14th April 2023 – Galatians 1:1-2

Paul, an apostle—not from men nor through man, but through Jesus Christ and God the Father, who raised him from the dead— 2 and all the brothers who are with me,

To the churches of Galatia:


Another consideration in this debate is the fact that Barnabas is referred to in 2:1 as if he were known to the Galatians; and Barnabas was with Paul on his first missionary journey, when he visited the south of Galatia, but not on his second, when he visited the north. Then there is the question of Paul's visits to Jerusalem. The Acts of the Apostles record three visits, Acts 9:26; 11:30 and Acts 15, while Galatians mentions only two, Galatians 1:18ff and 2:1ff. It is generally agreed that Acts 9:26 and Galatians 1:18ff refer to the same event. Ramsay suggests that Acts 11:30 corresponds to Galatians 2:1ff, and that the third visit - Acts 15 - had not taken place when Galatians was written, and therefore Paul could not refer to it. It certainly seems inconceivable that the apostolic decree could have been in existence at the time Galatians was written, without Paul making any reference to it. This should surely incline us to believe that the recipients of the letter were the south Galatian people, in Lystra, Derbe, Iconium and Antioch. The appropriate section of Acts - chs 13 and 14 - should therefore be studied to provide the background to what Paul has to say to them in this epistle, for it is there that we are able to ascertain the nature and content of the message that Paul preached to them.

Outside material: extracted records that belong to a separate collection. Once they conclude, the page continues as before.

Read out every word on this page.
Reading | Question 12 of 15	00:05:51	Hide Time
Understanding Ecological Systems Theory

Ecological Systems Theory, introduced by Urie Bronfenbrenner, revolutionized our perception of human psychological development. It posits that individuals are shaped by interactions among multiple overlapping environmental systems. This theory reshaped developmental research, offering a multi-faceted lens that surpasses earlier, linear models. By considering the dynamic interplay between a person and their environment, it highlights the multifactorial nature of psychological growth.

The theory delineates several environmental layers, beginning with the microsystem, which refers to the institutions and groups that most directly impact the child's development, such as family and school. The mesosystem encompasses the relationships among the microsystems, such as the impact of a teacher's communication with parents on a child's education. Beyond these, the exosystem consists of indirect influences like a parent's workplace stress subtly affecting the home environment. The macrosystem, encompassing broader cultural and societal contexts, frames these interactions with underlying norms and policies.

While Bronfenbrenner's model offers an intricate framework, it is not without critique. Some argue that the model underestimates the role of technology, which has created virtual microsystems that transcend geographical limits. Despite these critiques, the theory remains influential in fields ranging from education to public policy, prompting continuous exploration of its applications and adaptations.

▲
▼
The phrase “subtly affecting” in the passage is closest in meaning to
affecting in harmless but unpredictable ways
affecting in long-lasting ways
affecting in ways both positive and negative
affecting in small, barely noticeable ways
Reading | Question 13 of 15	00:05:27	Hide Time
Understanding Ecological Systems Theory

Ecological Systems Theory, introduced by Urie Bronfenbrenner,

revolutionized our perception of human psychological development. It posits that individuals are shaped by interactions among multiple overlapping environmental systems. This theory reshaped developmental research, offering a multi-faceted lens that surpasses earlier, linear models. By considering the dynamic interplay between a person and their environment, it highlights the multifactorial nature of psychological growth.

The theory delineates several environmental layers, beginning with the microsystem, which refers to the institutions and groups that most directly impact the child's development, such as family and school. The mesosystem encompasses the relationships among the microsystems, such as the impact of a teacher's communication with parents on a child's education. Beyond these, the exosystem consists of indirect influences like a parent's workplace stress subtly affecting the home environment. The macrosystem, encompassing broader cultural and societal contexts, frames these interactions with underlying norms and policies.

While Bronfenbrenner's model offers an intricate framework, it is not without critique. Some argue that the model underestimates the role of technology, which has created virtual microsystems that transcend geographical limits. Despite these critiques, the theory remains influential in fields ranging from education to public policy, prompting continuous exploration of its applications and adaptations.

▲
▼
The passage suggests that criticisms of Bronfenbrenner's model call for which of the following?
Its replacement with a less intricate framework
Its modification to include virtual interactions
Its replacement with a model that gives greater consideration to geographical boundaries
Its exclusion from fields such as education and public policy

It will be noticed in 6ff that Paul, in addressing himself to the Galatians, expresses surprise and dismay that they had been drawn away so quickly from the message he had preached to them. What was that message? We learn its content in Acts 13/14. Paul preached to them the life, death and resurrection of Christ, and forgiveness through His Name. He proclaimed the cross of Christ as the hope of the believer and the pattern of his life, and the anointing of the Spirit making that cross a life-transforming reality in experience. This twofold emphasis on the cross and the Spirit is in one real sense also the theme of the Galatian epistle: the cross as the object of the believer's hope ('The Son of God loved me and gave Himself for me'), the principle of the believer's life ('I have been crucified with Christ'), and the Holy Spirit as the life and power of the believer ('Walk in the Spirit' and 'The fruit of the Spirit...'). Now, when the devil seeks to do a work in Christians' hearts to hinder or even destroy their faith, this is the twofold attack he makes: against the word of the cross on the one hand, and against the grace of the Holy Spirit on the other. In their defection from the truth of the gospel the Galatians had been beguiled into doing two things: they were disputing the Apostle's message, and they were challenging his authority as an apostle. The false teachers had insinuated into their minds that there was a distinction between Paul's message and that of the other apostles, and suggesting by implication that his authority was therefore inferior to that of the other apostles. It is this that serves to explain the tremendous thrust of Paul's opening words in 1.